Mobile clinics provided by Japan-Vietnam Medical Instrument JSC. Photo credit: VnExpress
More than 3.8 million shares of the Japan-Vietnam Medical Instrument JSC (JVC) have been sold to meet margin calls as the company's stock has sunk since June 10.
JVC's former CEO Le Van Huong was forced by VPBank Securities Company to reduce his shareholding in the company twice on June 22 and 25 and he has sold over two million shares in total, news website VnExpress reported Friday, citing the Ho Chi Minh City Stock Exchange.
Prior to the sell-off, Huong owned 13.3 million shares or 11.8 percent of the company.
On June 15, Phu Hung Securities Company also sold 1.8 million shares owned by Huong's wife, Nguyen Phuong Hanh.
JVC's stock, once offering a dividend rate of 15-20 percent for several years, started plummeting following rumors that Huong, then its CEO, was arrested.
The company issued a statement on June 13 claiming that everything was normal, but about one week later announced that Huong had been replaced by Kyohei Hosono, representative of Japanese-owned DI Asian Industrial Fund, which owns a 19 percent stake.

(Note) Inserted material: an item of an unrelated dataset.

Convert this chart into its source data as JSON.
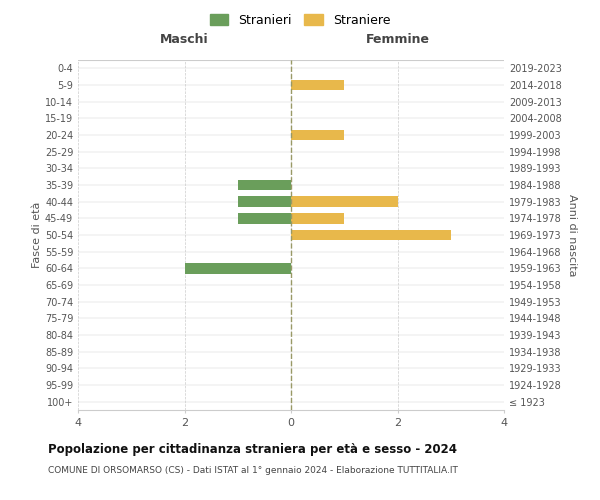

Early this week JVC confirmed that Huong had been taken into police's custody for an investigation into his "personal wrongdoings."
Since June 10, JVC's stock has declined by 56 percent from VND21,200 to VND9,300 (97-42 cents), and during the time, at some point, up to 23 million shares, or 20 percent of the company's listed shares, was put up for sale.
JVC had its initial public offering in 2011 with a charter capital of VND242 billion ($11 million), of which Huong owned 55 percent.
The capital has been increased to over VND1.12 trillion ($51.5 million) over the years.